Ralph Waldo Emerson argues against consistency in his essay “Self Reliance”, stating “a foolish consistency is the hobgoblin of little minds.” In this much quoted statement Emerson was making a political case for exercising independent thinking instead of mindlessly following the crowd. And one could reasonably argue that people who are consistently consistent live totally boring lives. There may be some merit to both of these arguments against consistency. But it’s inconsistency that perplexes me.
Just when I think someone is going to act in a certain way, they sometimes do just the opposite. At times the behavior is a pleasant surprise; at other times it’s a nasty disappointment. But every now and then the person with the inconsistent behavior is me.
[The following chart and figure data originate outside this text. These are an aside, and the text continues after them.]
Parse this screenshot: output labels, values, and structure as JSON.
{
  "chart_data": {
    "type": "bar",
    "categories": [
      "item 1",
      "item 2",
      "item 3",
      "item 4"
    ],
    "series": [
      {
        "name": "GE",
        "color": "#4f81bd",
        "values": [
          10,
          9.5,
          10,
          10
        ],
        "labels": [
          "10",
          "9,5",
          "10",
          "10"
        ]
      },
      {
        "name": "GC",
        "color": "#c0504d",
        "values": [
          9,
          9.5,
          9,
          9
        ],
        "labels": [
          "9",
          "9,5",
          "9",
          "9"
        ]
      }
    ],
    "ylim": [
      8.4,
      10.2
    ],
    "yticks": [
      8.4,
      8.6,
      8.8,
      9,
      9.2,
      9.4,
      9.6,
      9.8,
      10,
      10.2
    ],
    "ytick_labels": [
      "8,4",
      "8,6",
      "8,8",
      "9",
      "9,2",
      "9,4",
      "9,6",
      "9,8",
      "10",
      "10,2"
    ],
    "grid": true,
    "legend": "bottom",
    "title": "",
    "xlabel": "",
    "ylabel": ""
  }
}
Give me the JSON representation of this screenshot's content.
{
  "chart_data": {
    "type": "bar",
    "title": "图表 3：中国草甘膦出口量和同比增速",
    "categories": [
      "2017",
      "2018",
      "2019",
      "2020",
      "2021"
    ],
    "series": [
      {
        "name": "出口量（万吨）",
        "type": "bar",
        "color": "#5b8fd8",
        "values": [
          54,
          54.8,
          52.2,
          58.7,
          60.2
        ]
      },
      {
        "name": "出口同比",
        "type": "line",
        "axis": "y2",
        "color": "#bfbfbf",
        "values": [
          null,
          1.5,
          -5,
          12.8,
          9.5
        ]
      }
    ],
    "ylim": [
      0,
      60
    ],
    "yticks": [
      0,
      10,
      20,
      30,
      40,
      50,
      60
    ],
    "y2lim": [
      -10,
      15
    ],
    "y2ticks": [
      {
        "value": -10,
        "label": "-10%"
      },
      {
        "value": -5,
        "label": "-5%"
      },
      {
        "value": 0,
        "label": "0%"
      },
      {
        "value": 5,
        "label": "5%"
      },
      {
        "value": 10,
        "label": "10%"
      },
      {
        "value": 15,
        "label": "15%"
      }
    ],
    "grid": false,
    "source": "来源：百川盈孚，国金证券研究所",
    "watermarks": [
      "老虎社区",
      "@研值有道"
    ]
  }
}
I can make excuses to justify my actions (or lack of action) but ultimately, even if no one else is harmed by what I’ve done or not done, I find my inconsistency unsettling.
The angst of inconsistency stems, I’ve found, from a major mismatch between belief and behavior.
If I believe a healthy diet is important and then consume high fat, high calorie foods, I end up feeling emotionally uncomfortable and regret my actions, especially the next time I step on the scale. If I believe a clean house is important, but reading a novel trumps vacuuming, then the azalea leaves that stick to Noah’s coat (but magically fall off once he’s in the house) and the wisps of fuzz that continually escape from the living room carpet begin to accumulate on the hardwood and tile floors, and the furniture. (Noah enjoys sleeping on the living room couches.) That unsettled feeling strikes again, spawned by the knowledge that my actions didn’t match my values.
In Romans 7:18-19 St. Paul, suffering a similar sense of distress, observed “For I have the desire to do what is good, but I cannot carry it out. For what I do is not the good I want to do; no, the evil I do not want to do - this I keep on doing.”
The reader feels Paul’s pain as he laments in Romans 7:21-24, “So I find this law at work: When I want to do good, evil is right there with me. For in my inner being I delight in God's law; but I see another law at work in the members of my body, waging war against the law of my mind and making me a prisoner of the law of sin at work within my members. What a wretched man I am! Who will rescue me from this body of death?”
Where do you need rescuing? Where are your beliefs and your actions out of sync? God has sent the Holy Spirit, our Comforter and Sanctifier, to help us match our behaviors to our beliefs. Being focused and prayerful leads to right action, banishes the unsettled feelings, and brings us peace of mind.
Noah’s breeder has assured me that many dogs love to munch on tender shoots of springtime grass. Maybe he munches grass because the tender shoots taste sweet. In that case, eating grass is totally consistent with Noah’s love of sweet-tasting, high carbohydrate goodies. No inconsistency angst for this dog.